In 2001, Bledsoe was the starting quarterback of the New England Patriots when he suffered internal injuries after taking a big hit by Jets linebacker Mo Lewis in Week 2. Little did anyone know that Lewis’ tackle would change the course of Patriots history, immediately ushering in the Tom Brady era.
Brady, a sixth-round pick of out Michigan, went 11-3 in place of Bledsoe in 2001 and has gone on to author a Hall of Fame career.
Romo might be staring at the same situation after the veteran quarterback suffered a back injury in the preseason and has since lost his starting job to Dak Prescott, a fourth-round pick who has guided the Cowboys to their longest winning streak in franchise history.
Bledsoe joined Colin Cowherd on “The Herd” on Monday and discussed what must be going through Romo’s mind.
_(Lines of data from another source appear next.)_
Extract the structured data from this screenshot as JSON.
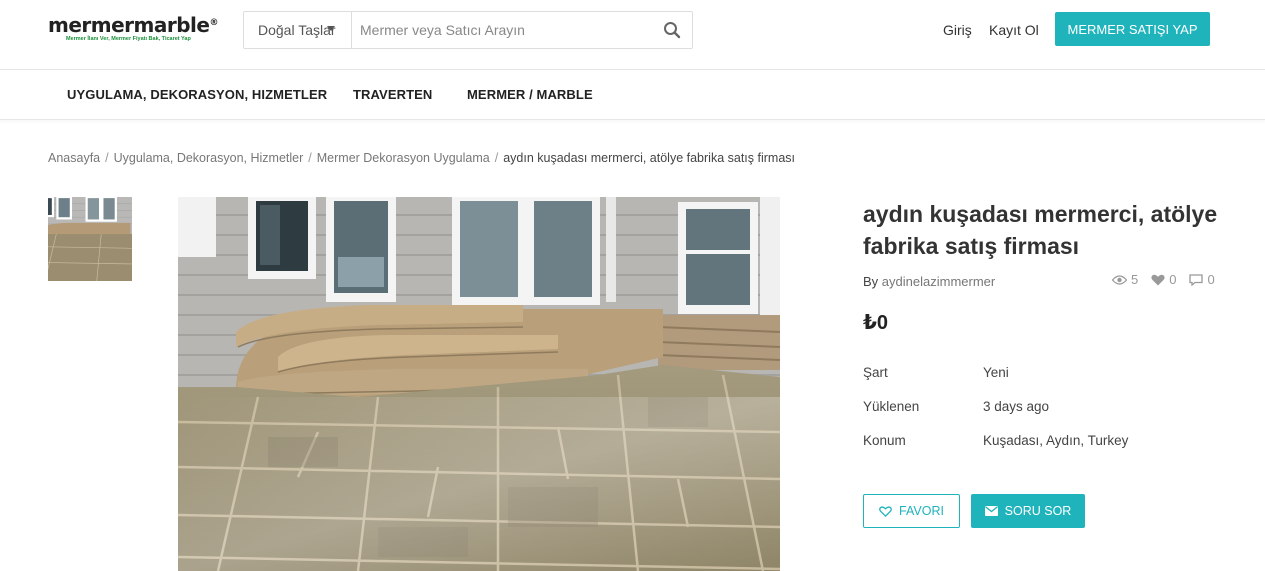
{
  "brand": {
    "logo_text": "mermermarble",
    "logo_mark": "®",
    "tagline": "Mermer İlanı Ver, Mermer Fiyatı Bak, Ticaret Yap"
  },
  "header": {
    "search": {
      "category": "Doğal Taşlar",
      "placeholder": "Mermer veya Satıcı Arayın",
      "icon": "search-icon"
    },
    "login": "Giriş",
    "register": "Kayıt Ol",
    "sell_button": "MERMER SATIŞI YAP"
  },
  "categories": [
    "UYGULAMA, DEKORASYON, HIZMETLER",
    "TRAVERTEN",
    "MERMER / MARBLE"
  ],
  "breadcrumb": [
    "Anasayfa",
    "Uygulama, Dekorasyon, Hizmetler",
    "Mermer Dekorasyon Uygulama",
    "aydın kuşadası mermerci, atölye fabrika satış firması"
  ],
  "listing": {
    "title": "aydın kuşadası mermerci, atölye fabrika satış firması",
    "by_label": "By",
    "seller": "aydinelazimmermer",
    "views": "5",
    "likes": "0",
    "comments": "0",
    "price": "₺0",
    "specs": [
      {
        "label": "Şart",
        "value": "Yeni"
      },
      {
        "label": "Yüklenen",
        "value": "3 days ago"
      },
      {
        "label": "Konum",
        "value": "Kuşadası, Aydın, Turkey"
      }
    ],
    "favorite_button": "FAVORI",
    "ask_button": "SORU SOR"
  },
  "colors": {
    "accent": "#1fb4bc",
    "logo_green": "#1a8f3a"
  }
}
“It’s the absolute definition of bittersweet,” Bledsoe said in the video above, “because as a teammate you’re really happy for your team. And that’s genuine. I was genuinely happy for my teammates in New England when we were winning and went on to win the Super Bowl that year.”
But as happy as Bledsoe was watching the Patriots head toward the sport’s biggest stage, he said it was still difficult not contributing on the field.
“But at the same time it breaks your heart,” Bledsoe said. “You put all this blood, sweat and tears into a career, and you kind of have been the guy for a long time, and it breaks your heart to know your team is going out and having success without you.
“It’s kind of a helpless feeling being on the sidelines. You want to contribute, but you’re used to being the guy in the middle of the action and now you’re not.”
Though Romo is currently holding the clipboard, Cowboys owner Jerry Jones has made it clear he expects the 36-year-old to be ready at a moment’s notice. For now, Romo is saying all the right things and is accelerating Prescott's learning curve on the sidelines.
Will Romo's bittersweet situation end the same way as Bledsoe's? With the Cowboys hoisting the Lombardi Trophy?